Pero Alejandro Díaz no es el único que está a disgusto con la actual situación de interinidad que padece el PP lanzaroteño. Son muchos -algunos lo dicen públicamente y otros no- los que habrían preferido que se celebrara un congreso antes de las elecciones. No entienden que sea la gestora la que determine algo tan importante como el lugar que va a ocupar cada uno en las listas que se presentarán al Cabildo, a los siete ayuntamientos (supongo que llegarán a un acuerdo en Haría) y al Parlamento regional.
Pero la suerte está echada en este sentido, y será la gestora que preside María Dolores Luzardo la que decidirá quién sí y quién no estará en los lugares de privilegio, en esos que cuentan con posibilidades reales de terminar ofertando un cargo público al aspirante.
Cuando publicamos la noticia sobre la misiva enviada desde el Comité Nacional de Derechos y Garantías se creó un interesante foro en nuestra edición digital. Estoy de acuerdo con muchas de las cosas que allí se han dicho. Es cierto que Alejandro Díaz tiene todo el derecho del mundo a expresar su malestar por las cosas que le han pasado. Es cierto que José Manuel Soria no se ha caracterizado durante su trayectoria política por ser un hombre de diálogo y de talante moderado. Es cierto que la pifia del Cabildo no se puede achacar al cien por cien a los dirigentes de Lanzarote. Es cierto también que se perdió una oportunidad única de haber colocado al partido en el lugar en el que muchos piensan que debería estar. Ahora bien, no deja de ser cierto que cuando uno se mete en una formación política asume las reglas de este juego. Y en las reglas está también la disciplina y la obediencia a las directrices que emanan de los órganos de dirección. Para eso están y para eso se crean. La forma de cambiar las cosas viene de la mano de los congresos, que es donde se puede competir (no siempre de igual a igual) con los que tienen el poder. Si uno es presidente de la formación y pide a los que discrepan de su forma de actuar que no saquen a la luz los problemas internos, debe aplicarse el cuento, evitar al máximo dañar la imagen de la formación en la que se enroló de forma voluntaria, sin que nadie le obligara a ello.
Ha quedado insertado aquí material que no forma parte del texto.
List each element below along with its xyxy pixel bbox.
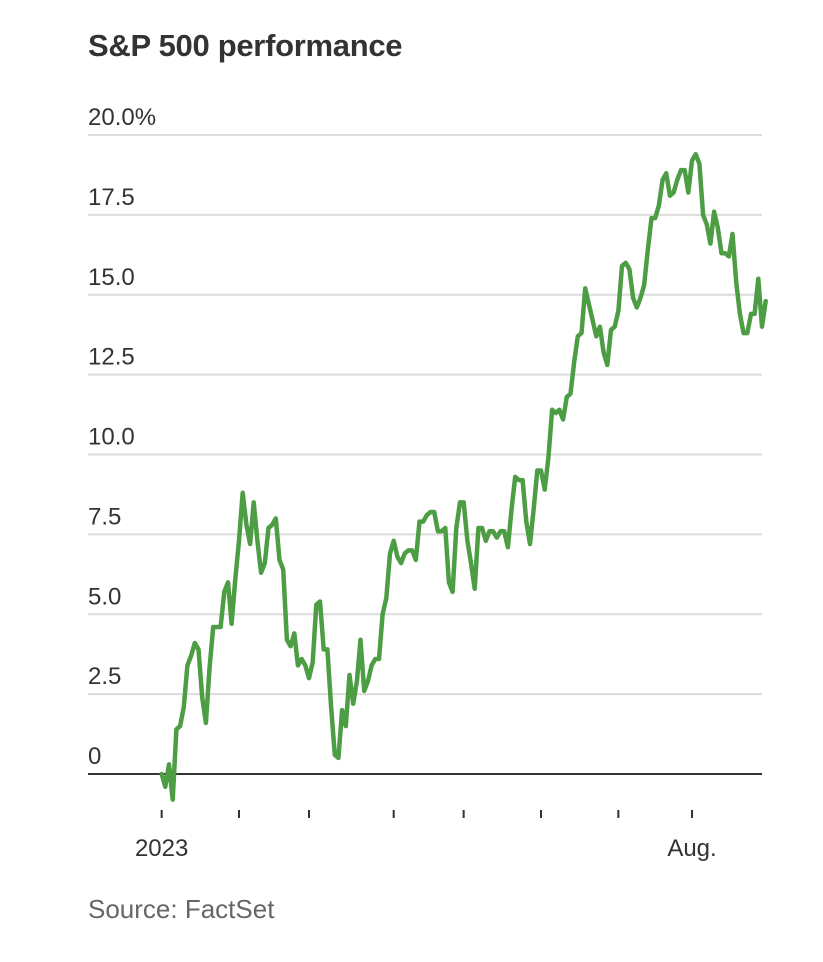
y-tick-label: 12.5 <box>88 344 135 371</box>
gridlines <box>88 134 762 775</box>
series-line <box>159 151 768 802</box>
x-axis: 2023 Aug. <box>135 810 717 862</box>
x-tick-label: 2023 <box>135 835 188 862</box>
y-tick-label: 2.5 <box>88 663 121 690</box>
chart-title: S&P 500 performance <box>88 28 403 63</box>
y-tick-label: 0 <box>88 743 101 770</box>
source-note: Source: FactSet <box>88 894 275 924</box>
x-tick-label: Aug. <box>667 835 716 862</box>
y-tick-label: 10.0 <box>88 424 135 451</box>
y-tick-label: 17.5 <box>88 184 135 211</box>
y-tick-label: 5.0 <box>88 583 121 610</box>
y-tick-label: 7.5 <box>88 503 121 530</box>
y-axis-labels: 20.0% 17.5 15.0 12.5 10.0 7.5 5.0 2.5 0 <box>88 104 156 770</box>
y-tick-label: 15.0 <box>88 264 135 291</box>
y-tick-label: 20.0% <box>88 104 156 131</box>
Conozco el caso de muchos agraviados del PP que se han mantenido en silencio, que han preferido no airear sus quejas públicamente. Conozco el caso también de otros que a las primeras de cambio se marcharon y devolvieron su acta, como hizo en su día Miguel Ángel Remedios en Teguise. Cada uno es libre de actuar como crea conveniente, pero también debe asumir que los demás son libres para cuestionar sus actuaciones.
Me da la sensación de que los problemas no han hecho más que comenzar. Con la situación actual son muy pocos los puestos realmente apetitosos para el que tiene hambre de participación activa (todo el que se mete en política tiene legítimas aspiraciones a estar donde se toman las decisiones), y muchos los que quieren estar en ellos. Si no hubiera pasado lo del Cabildo, otro gallo cantaría. Este, el de ahora, tiene la cresta un poco pelada.